Walmart reported its earnings for Q4 fiscal year 2018 (ended January 31, 2018), which showed that the retailer’s US e-commerce sales grew 23% year-over-year (YoY), a significant deceleration from the previous three quarters, which saw 63%, 60%, and 50% YoY growth in chronological order.
Despite this, Walmart posted a 44% YoY increase in e-commerce sales for the full year of 2017, totaling approximately $11.5 billion, but the continuing deceleration of its online business is worrisome. Meanwhile, Walmart brought in $136.3 billion in revenue in Q4, which represents a 4.1% YoY jump, and its US same-store sales and traffic increased 2.6% and 1.6% YoY, respectively.
- CEO Doug McMillon pointed to stocking issues as one of the causes of Walmart’s e-commerce deceleration. While the CEO said that most of the deceleration was planned and expected, he did admit that Walmart failed to stock enough nonseasonal items to meet demand during the holiday season, and instead focused on holiday items such as toys and televisions. Such an issue makes sense for a company that has only recently made an effort to become an e-commerce powerhouse, and the high demand is a good sign, but it will need to learn from its mistakes quickly, because it can't afford to experience similar stocking issues and slow growth going forward.
- Because of its slowing e-commerce growth, it's possible that much of Walmart’s previous growth was driven by its acquisitions, bringing its ability to create organic growth into question. McMillon stated that fully lapping its acquisition of Jet.com contributed to the sudden deceleration, and Walmart has acquired a number of other e-commerce companies since then. It's possible that all of these new companies buoyed Walmart’s e-commerce sales growth over the last few quarters, and that this 23% is closer to Walmart’s organic e-commerce growth. However, given that Walmart’s guidance suggests that the upcoming year will see approximately 40% YoY growth in e-commerce, the retailer clearly doesn't believe it needs inorganic growth from acquisitions to drive e-commerce.

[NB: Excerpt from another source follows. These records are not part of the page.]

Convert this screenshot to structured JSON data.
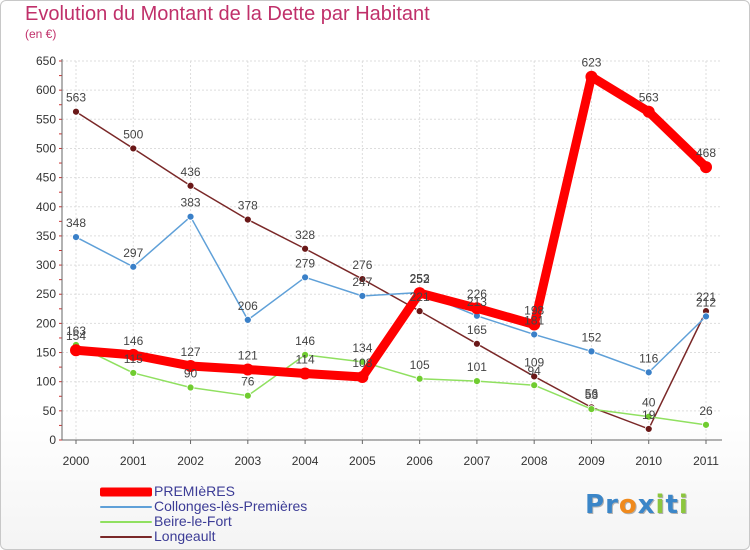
{
  "title": "Evolution du Montant de la Dette par Habitant",
  "subtitle": "(en €)",
  "brand": {
    "letters": [
      {
        "ch": "P",
        "color": "#3b86c8"
      },
      {
        "ch": "r",
        "color": "#3b86c8"
      },
      {
        "ch": "o",
        "color": "#f08a1c"
      },
      {
        "ch": "x",
        "color": "#3b86c8"
      },
      {
        "ch": "i",
        "color": "#8cc63e"
      },
      {
        "ch": "t",
        "color": "#3b86c8"
      },
      {
        "ch": "i",
        "color": "#8cc63e"
      }
    ]
  },
  "chart_data": {
    "type": "line",
    "x": [
      "2000",
      "2001",
      "2002",
      "2003",
      "2004",
      "2005",
      "2006",
      "2007",
      "2008",
      "2009",
      "2010",
      "2011"
    ],
    "ylim": [
      0,
      650
    ],
    "yticks": [
      0,
      50,
      100,
      150,
      200,
      250,
      300,
      350,
      400,
      450,
      500,
      550,
      600,
      650
    ],
    "grid": true,
    "legend_position": "bottom-left",
    "series": [
      {
        "name": "Longeault",
        "color": "#7a2828",
        "marker": "#6a1818",
        "values": [
          563,
          500,
          436,
          378,
          328,
          276,
          221,
          165,
          109,
          56,
          19,
          221
        ]
      },
      {
        "name": "Beire-le-Fort",
        "color": "#90e060",
        "marker": "#70cc30",
        "values": [
          163,
          115,
          90,
          76,
          146,
          134,
          105,
          101,
          94,
          53,
          40,
          26
        ]
      },
      {
        "name": "Collonges-lès-Premières",
        "color": "#5fa0d8",
        "marker": "#3a80c8",
        "values": [
          348,
          297,
          383,
          206,
          279,
          247,
          253,
          213,
          181,
          152,
          116,
          212
        ]
      },
      {
        "name": "PREMIèRES",
        "color": "#ff0000",
        "marker": "#ff0000",
        "values": [
          154,
          146,
          127,
          121,
          114,
          108,
          252,
          226,
          198,
          623,
          563,
          468
        ]
      }
    ],
    "value_labels": [
      {
        "series": "PREMIèRES",
        "values": [
          "154",
          "146",
          "127",
          "121",
          "114",
          "108",
          "252",
          "226",
          "198",
          "623",
          "563",
          "468"
        ]
      },
      {
        "series": "Collonges-lès-Premières",
        "values": [
          "348",
          "297",
          "383",
          "206",
          "279",
          "247",
          "253",
          "213",
          "181",
          "152",
          "116",
          "212"
        ]
      },
      {
        "series": "Beire-le-Fort",
        "values": [
          "163",
          "115",
          "90",
          "76",
          "146",
          "134",
          "105",
          "101",
          "94",
          "53",
          "40",
          "26"
        ]
      },
      {
        "series": "Longeault",
        "values": [
          "563",
          "500",
          "436",
          "378",
          "328",
          "276",
          "221",
          "165",
          "109",
          "56",
          "19",
          "221"
        ]
      }
    ]
  },
  "legend": [
    {
      "label": "PREMIèRES",
      "color": "#ff0000",
      "thickness": 9
    },
    {
      "label": "Collonges-lès-Premières",
      "color": "#5fa0d8",
      "thickness": 2
    },
    {
      "label": "Beire-le-Fort",
      "color": "#90e060",
      "thickness": 2
    },
    {
      "label": "Longeault",
      "color": "#7a2828",
      "thickness": 2
    }
  ]
}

Walmart will need to hit its 40% YoY e-commerce growth guidance for the next year if it wants to seriously compete with Amazon. Amazon keeps chugging along, posting between 16% and 22% YoY growth in its online net sales over the last six quarters. And it's doing so with a much larger level of revenue: Amazon tripled Walmart’s annual e-commerce sales in its Q4 2017 alone. Because Walmart is likely significantly behind Amazon in e-commerce, it cannot simply keep pace; Walmart must reach at least its 40% projection if it wants to make significant gains on Amazon.